Generating Poisoning Attacks against Ridge Regression Models with Categorical Features

TL;DR

This paper introduces a novel algorithm to generate effective poisoning attacks on ridge regression models with both numerical and categorical features, enhancing understanding of model vulnerabilities.

Contribution

It formulates the poisoning attack as a bilevel optimization problem and proposes a new algorithm specifically targeting categorical features modeled as SOS-1 sets.

Findings

Improves mean squared error across datasets

Outperforms previous benchmarks

Effectively poisons models with categorical features

Abstract

Machine Learning (ML) models have become a very powerful tool to extract information from large datasets and use it to make accurate predictions and automated decisions. However, ML models can be vulnerable to external attacks, causing them to underperform or deviate from their expected tasks. One way to attack ML models is by injecting malicious data to mislead the algorithm during the training phase, which is referred to as a poisoning attack. We can prepare for such situations by designing anticipated attacks, which are later used for creating and testing defence strategies.

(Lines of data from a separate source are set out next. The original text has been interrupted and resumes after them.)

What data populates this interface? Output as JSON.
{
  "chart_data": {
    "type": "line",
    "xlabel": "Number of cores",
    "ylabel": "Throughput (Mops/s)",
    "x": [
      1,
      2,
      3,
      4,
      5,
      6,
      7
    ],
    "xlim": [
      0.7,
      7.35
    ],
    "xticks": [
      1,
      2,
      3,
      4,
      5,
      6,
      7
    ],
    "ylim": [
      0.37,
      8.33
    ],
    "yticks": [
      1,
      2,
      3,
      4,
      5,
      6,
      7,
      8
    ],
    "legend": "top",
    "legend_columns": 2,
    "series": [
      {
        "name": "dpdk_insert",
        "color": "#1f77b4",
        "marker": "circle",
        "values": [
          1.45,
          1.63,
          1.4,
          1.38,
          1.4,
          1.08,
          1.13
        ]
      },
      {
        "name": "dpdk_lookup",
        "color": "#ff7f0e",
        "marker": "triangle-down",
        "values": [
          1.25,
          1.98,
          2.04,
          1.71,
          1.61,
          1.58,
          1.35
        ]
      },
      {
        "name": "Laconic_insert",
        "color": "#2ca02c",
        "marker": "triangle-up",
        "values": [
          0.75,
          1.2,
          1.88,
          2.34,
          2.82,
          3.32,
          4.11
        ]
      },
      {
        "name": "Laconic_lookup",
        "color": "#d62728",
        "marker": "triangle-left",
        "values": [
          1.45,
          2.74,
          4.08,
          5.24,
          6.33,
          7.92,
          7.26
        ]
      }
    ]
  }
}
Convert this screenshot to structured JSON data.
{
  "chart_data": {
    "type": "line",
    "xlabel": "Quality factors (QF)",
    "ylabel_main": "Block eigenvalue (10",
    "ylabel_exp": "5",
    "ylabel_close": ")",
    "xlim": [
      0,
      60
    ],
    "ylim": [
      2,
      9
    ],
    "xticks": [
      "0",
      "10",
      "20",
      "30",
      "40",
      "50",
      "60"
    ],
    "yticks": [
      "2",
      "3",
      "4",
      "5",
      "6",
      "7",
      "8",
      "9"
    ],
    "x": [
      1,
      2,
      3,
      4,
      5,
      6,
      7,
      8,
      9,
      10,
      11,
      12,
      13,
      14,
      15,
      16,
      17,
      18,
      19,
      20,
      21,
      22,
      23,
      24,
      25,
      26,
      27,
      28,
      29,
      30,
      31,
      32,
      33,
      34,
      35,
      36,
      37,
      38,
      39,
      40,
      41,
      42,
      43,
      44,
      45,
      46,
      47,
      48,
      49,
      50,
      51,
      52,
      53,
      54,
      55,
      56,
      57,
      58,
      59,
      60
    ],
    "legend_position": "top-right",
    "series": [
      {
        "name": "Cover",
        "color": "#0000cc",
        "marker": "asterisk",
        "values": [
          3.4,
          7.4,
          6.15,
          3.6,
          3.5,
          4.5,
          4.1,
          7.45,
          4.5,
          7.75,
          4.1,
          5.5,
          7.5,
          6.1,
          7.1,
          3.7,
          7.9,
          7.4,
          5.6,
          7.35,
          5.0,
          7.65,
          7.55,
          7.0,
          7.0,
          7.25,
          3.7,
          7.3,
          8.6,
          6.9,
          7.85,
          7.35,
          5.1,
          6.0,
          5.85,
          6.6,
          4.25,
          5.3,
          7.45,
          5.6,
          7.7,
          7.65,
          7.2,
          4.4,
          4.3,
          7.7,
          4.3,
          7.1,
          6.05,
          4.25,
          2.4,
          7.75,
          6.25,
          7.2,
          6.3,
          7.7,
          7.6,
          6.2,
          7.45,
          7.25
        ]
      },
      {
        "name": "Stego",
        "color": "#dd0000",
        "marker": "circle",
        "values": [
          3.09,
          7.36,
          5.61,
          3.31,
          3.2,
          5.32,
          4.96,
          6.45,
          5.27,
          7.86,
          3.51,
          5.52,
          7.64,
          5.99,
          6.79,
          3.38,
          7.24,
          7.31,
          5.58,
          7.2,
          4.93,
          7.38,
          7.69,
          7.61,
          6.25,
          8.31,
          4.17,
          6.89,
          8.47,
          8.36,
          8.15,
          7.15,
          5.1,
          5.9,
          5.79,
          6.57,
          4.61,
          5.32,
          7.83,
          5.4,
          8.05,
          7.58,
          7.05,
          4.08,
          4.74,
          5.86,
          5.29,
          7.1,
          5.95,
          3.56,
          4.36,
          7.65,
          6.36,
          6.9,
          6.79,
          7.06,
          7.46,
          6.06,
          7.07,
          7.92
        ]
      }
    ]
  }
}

In this paper, we propose an algorithm to generate strong poisoning attacks for a ridge regression model containing both numerical and categorical features that explicitly models and poisons categorical features. We model categorical features as SOS-1 sets and formulate the problem of designing poisoning attacks as a bilevel optimization problem that is nonconvex mixed-integer in the upper-level and unconstrained convex quadratic in the lower-level. We present the mathematical formulation of the problem, introduce a single-level reformulation based on the Karush-Kuhn-Tucker (KKT) conditions of the lower level, find bounds for the lower-level variables to accelerate solver performance, and propose a new algorithm to poison categorical features. Numerical experiments show that our method improves the mean squared error of all datasets compared to the previous benchmark in the literature.